Of course, at some point I picked up The Pythagorean Theorem, and there Posamatier mentions Ptolemy and his great work The Algamest as well as Fibonacci’s Liber Abaci. Naturally, I requested these at my local library. “There’s a book about Fibonacci called The Man of Numbers that’s here if you want to read that while you wait for the others to come in,” she told me. Yes, yes, I would like to read that while I wait for the others.
I checked it out.
I ended up starting and finishing it, however, in one sitting while my kiddo made use of the sixty minute literacy computer session I allow her if she’s been good prior to coming to the library that day. It was good. Quick. Informative.
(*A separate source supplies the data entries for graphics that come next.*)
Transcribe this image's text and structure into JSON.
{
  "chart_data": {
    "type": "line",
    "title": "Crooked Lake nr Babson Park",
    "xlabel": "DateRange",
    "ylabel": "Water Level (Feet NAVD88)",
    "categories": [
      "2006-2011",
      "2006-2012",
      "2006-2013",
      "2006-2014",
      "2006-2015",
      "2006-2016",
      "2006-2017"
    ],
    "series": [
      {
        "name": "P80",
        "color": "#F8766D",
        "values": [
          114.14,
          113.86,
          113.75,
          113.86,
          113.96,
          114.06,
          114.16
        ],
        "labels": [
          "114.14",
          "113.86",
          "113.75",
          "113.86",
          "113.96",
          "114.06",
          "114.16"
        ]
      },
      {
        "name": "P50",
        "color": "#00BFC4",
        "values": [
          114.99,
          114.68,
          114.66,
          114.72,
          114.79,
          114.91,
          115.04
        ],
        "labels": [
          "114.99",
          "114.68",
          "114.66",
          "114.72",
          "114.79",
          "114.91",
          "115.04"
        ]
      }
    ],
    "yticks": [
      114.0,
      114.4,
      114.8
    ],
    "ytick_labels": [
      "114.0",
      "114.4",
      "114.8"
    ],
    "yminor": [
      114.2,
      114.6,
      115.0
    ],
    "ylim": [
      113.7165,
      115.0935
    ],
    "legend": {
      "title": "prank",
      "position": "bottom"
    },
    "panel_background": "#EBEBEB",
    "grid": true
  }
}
And of course, just made me want Liber Abaci even more.
Devlin gives you all the necessary history in the concise nature of a mathematician. He even laments how most mathematicians are concerned about the math and the theorems and not necessarily who originally came up with them or their history, causing much of the history surrounding mathematical ideas to be lost or misconstrued. Who cares? It’s about the numbers.
I care. Historians care. We don’t care as much about the numbers as we do about the theory, the philosophy… we care about math’s heritage more than the practice of being all mathy. At least that’s how I feel. I’ll leave number crunching to my husband and daughter – I’ll just be able to tell them who came up with that particular way to crunch.
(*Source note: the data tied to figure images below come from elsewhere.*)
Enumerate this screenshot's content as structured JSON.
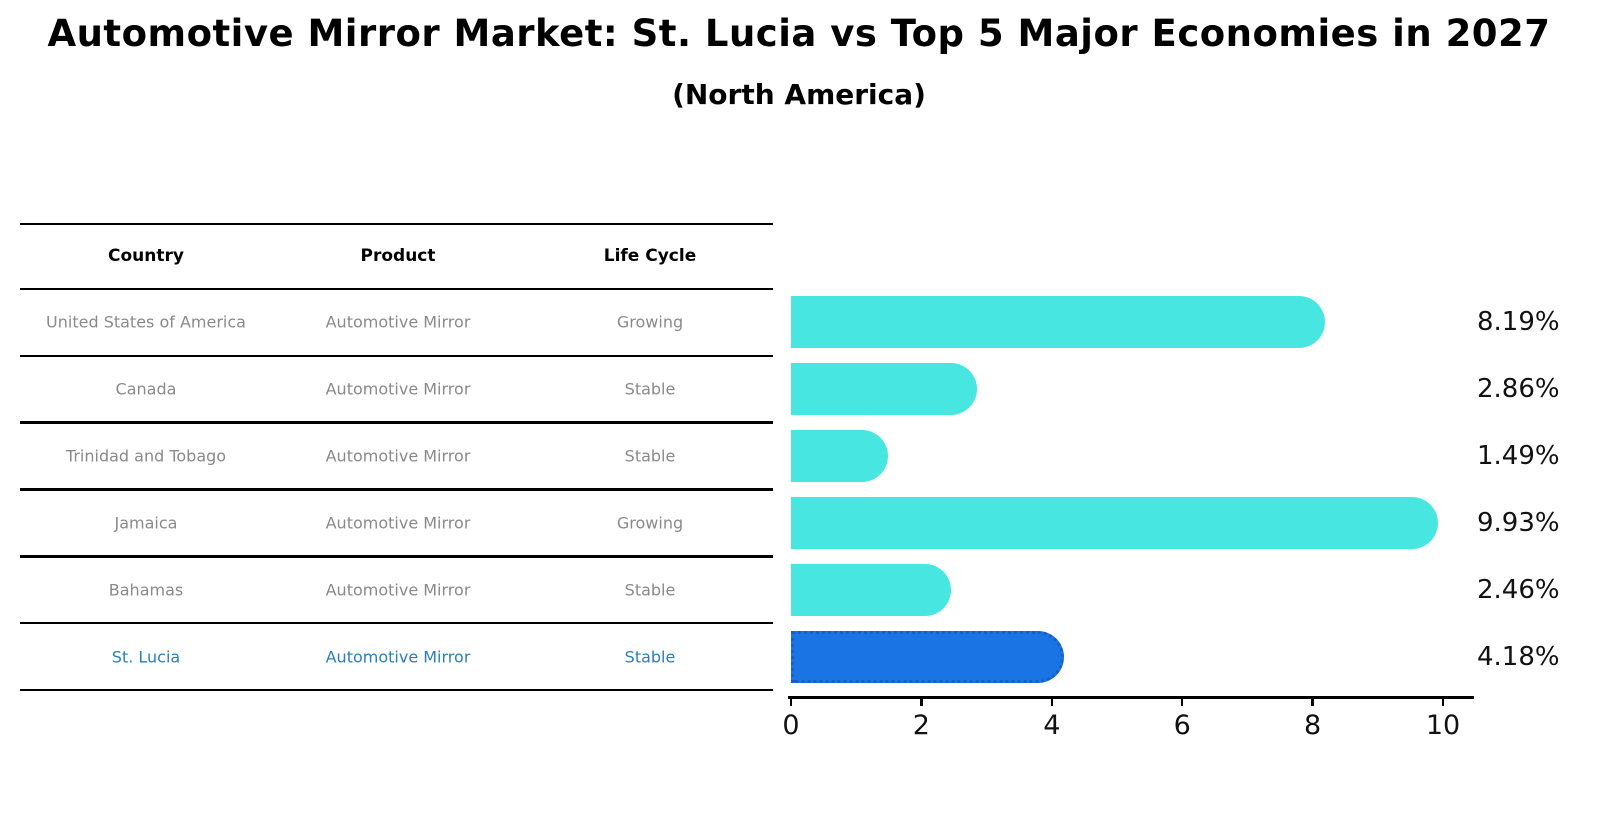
{
  "title": "Automotive Mirror Market: St. Lucia vs Top 5 Major Economies in 2027",
  "subtitle": "(North America)",
  "table": {
    "headers": [
      "Country",
      "Product",
      "Life Cycle"
    ],
    "rows": [
      {
        "country": "United States of America",
        "product": "Automotive Mirror",
        "life_cycle": "Growing",
        "highlighted": false
      },
      {
        "country": "Canada",
        "product": "Automotive Mirror",
        "life_cycle": "Stable",
        "highlighted": false
      },
      {
        "country": "Trinidad and Tobago",
        "product": "Automotive Mirror",
        "life_cycle": "Stable",
        "highlighted": false
      },
      {
        "country": "Jamaica",
        "product": "Automotive Mirror",
        "life_cycle": "Growing",
        "highlighted": false
      },
      {
        "country": "Bahamas",
        "product": "Automotive Mirror",
        "life_cycle": "Stable",
        "highlighted": false
      },
      {
        "country": "St. Lucia",
        "product": "Automotive Mirror",
        "life_cycle": "Stable",
        "highlighted": true
      }
    ]
  },
  "chart_data": {
    "type": "bar",
    "orientation": "horizontal",
    "title": "Automotive Mirror Market: St. Lucia vs Top 5 Major Economies in 2027",
    "subtitle": "(North America)",
    "categories": [
      "United States of America",
      "Canada",
      "Trinidad and Tobago",
      "Jamaica",
      "Bahamas",
      "St. Lucia"
    ],
    "values": [
      8.19,
      2.86,
      1.49,
      9.93,
      2.46,
      4.18
    ],
    "value_labels": [
      "8.19%",
      "2.86%",
      "1.49%",
      "9.93%",
      "2.46%",
      "4.18%"
    ],
    "xlabel": "",
    "ylabel": "",
    "xlim": [
      0,
      10.45
    ],
    "xticks": [
      0,
      2,
      4,
      6,
      8,
      10
    ],
    "grid": false,
    "legend": false,
    "highlight_index": 5
  },
  "colors": {
    "bar": "#47E6E0",
    "highlight_bar": "#1B74E4",
    "highlight_bar_border": "#1460C8",
    "row_text": "#8A8A8A",
    "highlight_row_text": "#2980B9",
    "header_text": "#000000",
    "axis": "#000000",
    "value_label": "#111111"
  }
}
With all this caring comes the discovery that Fibonacci’s name wasn’t even Fibonacci. Devlin recounts the fact that the man’s name was Leonardo and he hailed from Pisa. Leonardo Pisano, as the people of that time and culture would say. But he referred to himself as fillies Boracic, “son of Bonacci.” Yet, his father’s name wasn’t Bonacci, so people assumed he meant that he was of the family Bonacci… the Bonacci family evolved and later historian Guillaume Libri coined the name Fibonacci. Hundreds of years later. Leonardo was renamed Fibonacci in 1838.
Fibonacci also referred himself as Leonardo Bigolli… a named once translated would be “Leonardo Blockhead.” Though, Devlin asserts, it’s doubtful that Fibonacci was calling himself a blockhead.
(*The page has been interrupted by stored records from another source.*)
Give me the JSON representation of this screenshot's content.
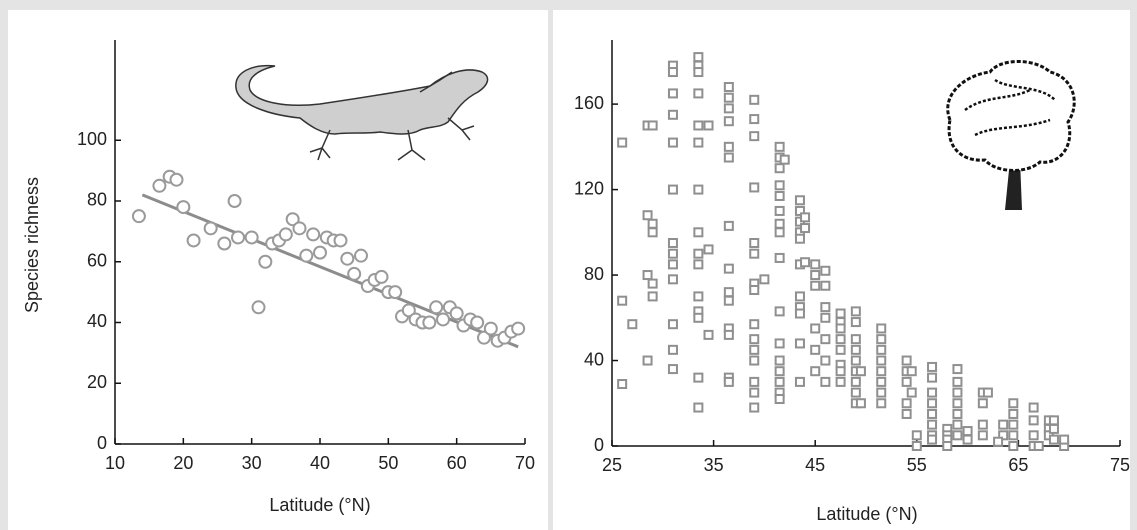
{
  "chart_data": [
    {
      "type": "scatter",
      "marker": "circle",
      "color": "#9a9a9a",
      "line_color": "#8c8c8c",
      "x_label": "Latitude (°N)",
      "y_label": "Species richness",
      "xlim": [
        10,
        70
      ],
      "xticks": [
        10,
        20,
        30,
        40,
        50,
        60,
        70
      ],
      "ylim": [
        0,
        133
      ],
      "yticks": [
        0,
        20,
        40,
        60,
        80,
        100
      ],
      "x": [
        13.5,
        16.5,
        18,
        19,
        20,
        21.5,
        24,
        26,
        27.5,
        28,
        30,
        31,
        32,
        33,
        34,
        35,
        36,
        37,
        38,
        39,
        40,
        41,
        42,
        43,
        44,
        45,
        46,
        47,
        48,
        49,
        50,
        51,
        52,
        53,
        54,
        55,
        56,
        57,
        58,
        59,
        60,
        61,
        62,
        63,
        64,
        65,
        66,
        67,
        68,
        69
      ],
      "values": [
        75,
        85,
        88,
        87,
        78,
        67,
        71,
        66,
        80,
        68,
        68,
        45,
        60,
        66,
        67,
        69,
        74,
        71,
        62,
        69,
        63,
        68,
        67,
        67,
        61,
        56,
        62,
        52,
        54,
        55,
        50,
        50,
        42,
        44,
        41,
        40,
        40,
        45,
        41,
        45,
        43,
        39,
        41,
        40,
        35,
        38,
        34,
        35,
        37,
        38
      ],
      "trendline": {
        "x": [
          14,
          69
        ],
        "y": [
          82,
          32
        ]
      }
    },
    {
      "type": "scatter",
      "marker": "square",
      "color": "#8f8f8f",
      "x_label": "Latitude (°N)",
      "xlim": [
        25,
        75
      ],
      "xticks": [
        25,
        35,
        45,
        55,
        65,
        75
      ],
      "ylim": [
        0,
        190
      ],
      "yticks": [
        0,
        40,
        80,
        120,
        160
      ],
      "x": [
        26,
        26,
        26,
        27,
        28.5,
        28.5,
        28.5,
        28.5,
        29,
        29,
        29,
        29,
        29,
        31,
        31,
        31,
        31,
        31,
        31,
        31,
        31,
        31,
        31,
        31,
        31,
        31,
        33.5,
        33.5,
        33.5,
        33.5,
        33.5,
        33.5,
        33.5,
        33.5,
        33.5,
        33.5,
        33.5,
        33.5,
        33.5,
        33.5,
        33.5,
        34.5,
        34.5,
        34.5,
        36.5,
        36.5,
        36.5,
        36.5,
        36.5,
        36.5,
        36.5,
        36.5,
        36.5,
        36.5,
        36.5,
        36.5,
        36.5,
        36.5,
        39,
        39,
        39,
        39,
        39,
        39,
        39,
        39,
        39,
        39,
        39,
        39,
        39,
        39,
        39,
        40,
        41.5,
        41.5,
        41.5,
        41.5,
        41.5,
        41.5,
        41.5,
        41.5,
        41.5,
        41.5,
        41.5,
        41.5,
        41.5,
        41.5,
        41.5,
        41.5,
        42,
        43.5,
        43.5,
        43.5,
        43.5,
        43.5,
        43.5,
        43.5,
        43.5,
        43.5,
        43.5,
        43.5,
        44,
        44,
        44,
        45,
        45,
        45,
        45,
        45,
        45,
        46,
        46,
        46,
        46,
        46,
        46,
        46,
        47.5,
        47.5,
        47.5,
        47.5,
        47.5,
        47.5,
        47.5,
        47.5,
        49,
        49,
        49,
        49,
        49,
        49,
        49,
        49,
        49,
        49.5,
        49.5,
        51.5,
        51.5,
        51.5,
        51.5,
        51.5,
        51.5,
        51.5,
        51.5,
        54,
        54,
        54,
        54,
        54,
        54.5,
        54.5,
        55,
        55,
        56.5,
        56.5,
        56.5,
        56.5,
        56.5,
        56.5,
        56.5,
        56.5,
        58,
        58,
        58,
        58,
        59,
        59,
        59,
        59,
        59,
        59,
        59,
        60,
        60,
        61.5,
        61.5,
        61.5,
        61.5,
        62,
        63.5,
        63.5,
        64.5,
        64.5,
        64.5,
        64.5,
        64.5,
        66.5,
        66.5,
        66.5,
        66.5,
        68,
        68,
        68,
        68.5,
        68.5,
        68.5,
        69.5,
        69.5,
        67,
        63
      ],
      "values": [
        142,
        68,
        29,
        57,
        150,
        108,
        80,
        40,
        150,
        104,
        100,
        76,
        70,
        178,
        175,
        165,
        155,
        142,
        120,
        95,
        90,
        85,
        78,
        57,
        45,
        36,
        182,
        178,
        175,
        165,
        150,
        142,
        120,
        100,
        90,
        85,
        70,
        63,
        60,
        32,
        18,
        150,
        92,
        52,
        168,
        163,
        158,
        152,
        140,
        135,
        103,
        83,
        72,
        68,
        55,
        52,
        32,
        30,
        162,
        153,
        145,
        121,
        95,
        90,
        76,
        73,
        57,
        50,
        45,
        40,
        30,
        25,
        18,
        78,
        140,
        135,
        130,
        122,
        117,
        110,
        104,
        100,
        88,
        63,
        48,
        40,
        35,
        30,
        25,
        22,
        134,
        115,
        110,
        105,
        100,
        97,
        85,
        70,
        65,
        62,
        48,
        30,
        107,
        102,
        86,
        85,
        80,
        75,
        55,
        45,
        35,
        82,
        75,
        65,
        60,
        50,
        40,
        30,
        62,
        58,
        55,
        50,
        45,
        38,
        35,
        30,
        63,
        58,
        50,
        45,
        40,
        35,
        30,
        25,
        20,
        35,
        20,
        55,
        50,
        45,
        40,
        35,
        30,
        25,
        20,
        40,
        35,
        30,
        20,
        15,
        35,
        25,
        5,
        0,
        37,
        32,
        25,
        20,
        15,
        10,
        5,
        3,
        8,
        5,
        3,
        0,
        36,
        30,
        25,
        20,
        15,
        10,
        5,
        7,
        3,
        25,
        20,
        10,
        5,
        25,
        10,
        5,
        20,
        15,
        10,
        5,
        0,
        18,
        12,
        5,
        0,
        12,
        8,
        5,
        12,
        8,
        3,
        0,
        3,
        0,
        2
      ]
    }
  ]
}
That brings us to our latest picture book selection… Blockhead: the life of Fibonacci. This delightful picture book was written by Joseph D’Agnese and was illustrated by John O’Brien. Even though there’s a lot we don’t know about Fibonacci’s real life or how he came to discover his mathematical findings the way he did – it’s fun to imagine what his life was like and where he might have come up with his self-proclaimed nickname “Bigolli.”
For good measure, we re-read Swirl by Swirl afterward and are looking forward to memorizing a few things in the upcoming months.
The first is from Brahmagupta (quoted in Devlin’s book):
“A debt minus zero is a debt.
A fortune minus zero is a fortune.
Zero minus zero is a zero.
A debt subtracted from zero is a fortune.
A fortune subtracted from zero is a debt.
The product of zero multiplied by a debt or fortune is zero.”
The second are the first ten numbers in the Fibonacci sequence: 1, 1, 2, 3, 5, 8, 13, 21, 34, 55.